Na edição de Paris, o Brasil chegou em peso desde as classificatórias, com cinco equipes na disputa por vagas: Black Dragons, que não conseguiu avançar às eliminatórias; Ninjas in Pyjamas, eliminada nessa fase; além de FURIA, Fluxo, W7M e FaZe Clan, que seguiram na briga pelas vagas nas finais. O Invitational contou ainda com um confronto brasileiro nas quartas de final, encerrado com a vitória da Fluxo W7M sobre a FURIA.
FaZe Clan é a representante brasileira na final do Invitational 2026
Divulgação/Ubisoft
Também vale ressaltar que, entre 2020 e 2026, o Brasil disputou seis finais do mundial, ganhando duas delas. Para além de FaZe Clan e Fluxo W7M, a Ninja in Pyjamas também foi destaque nas disputas anteriores. Já em Paris, mesmo nas equipes estrangeiras que se destacaram, havia membros brasileiros, como os técnicos Julio "Julio" Giacomelli (Falcons) e Marlon "Twister" Mello (Team Secret).

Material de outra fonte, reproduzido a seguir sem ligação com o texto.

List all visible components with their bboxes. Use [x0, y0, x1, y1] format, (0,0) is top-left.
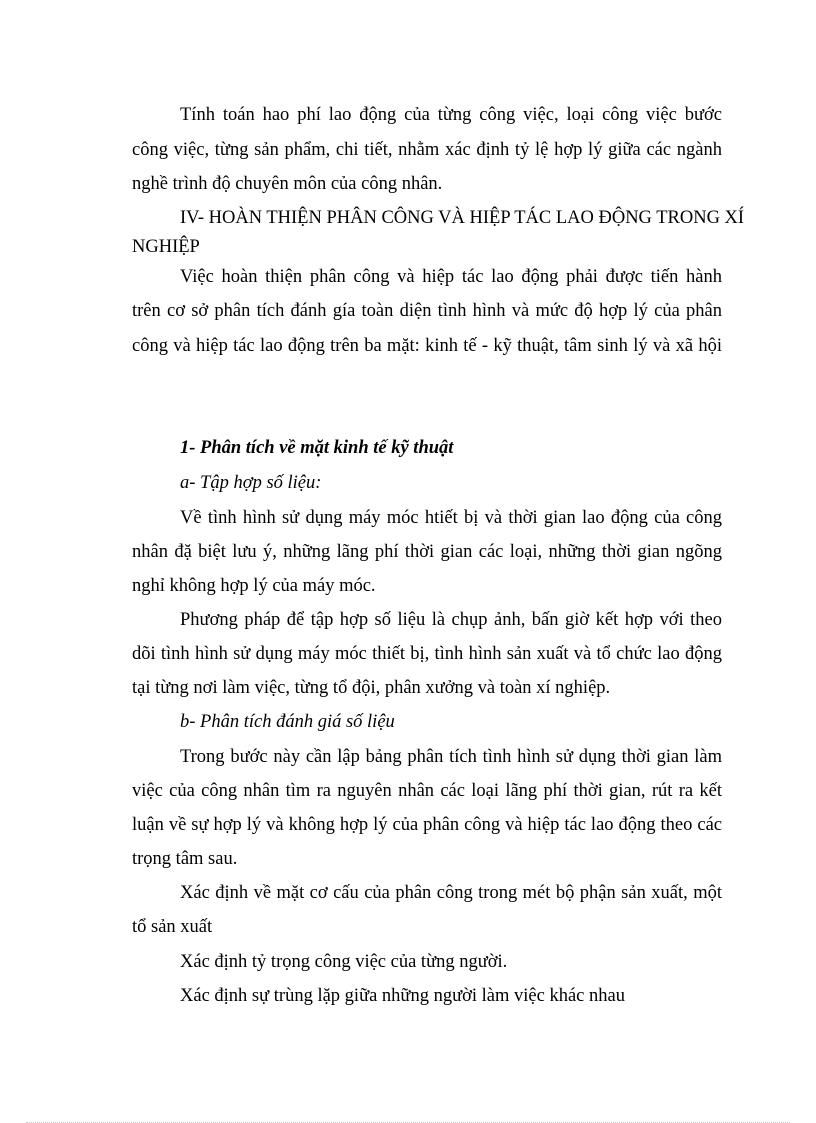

A dominância brasileira no cenário é consequência de fatores que vão desde a chegada de jogadores de destaque mundial às equipes, há alguns anos, até o investimento contínuo na profissionalização do R6. O período da pandemia, por exemplo, é reconhecido por nomes do meio como um momento em que o país foi assertivo ao investir em ligas, infraestrutura e desenvolvimento interno. Não à toa, desde a retomada dos campeonatos, o Brasil tem sido tão bem-sucedido nas disputas.
Rainbow Six Invitational 2026 chegou a ter cinco equipes brasileiras classificadas para as eliminatórias
Luiza M. Martins/TechTudo
De acordo com Leandro “Montoya” Estevam, diretor de esports da Ubisoft para a América Latina, o destaque do Brasil no game vem de antes disso: o cenário competitivo se desenha dessa forma desde 2017. Segundo o executivo, ele foi fomentado com muita qualidade desde o início.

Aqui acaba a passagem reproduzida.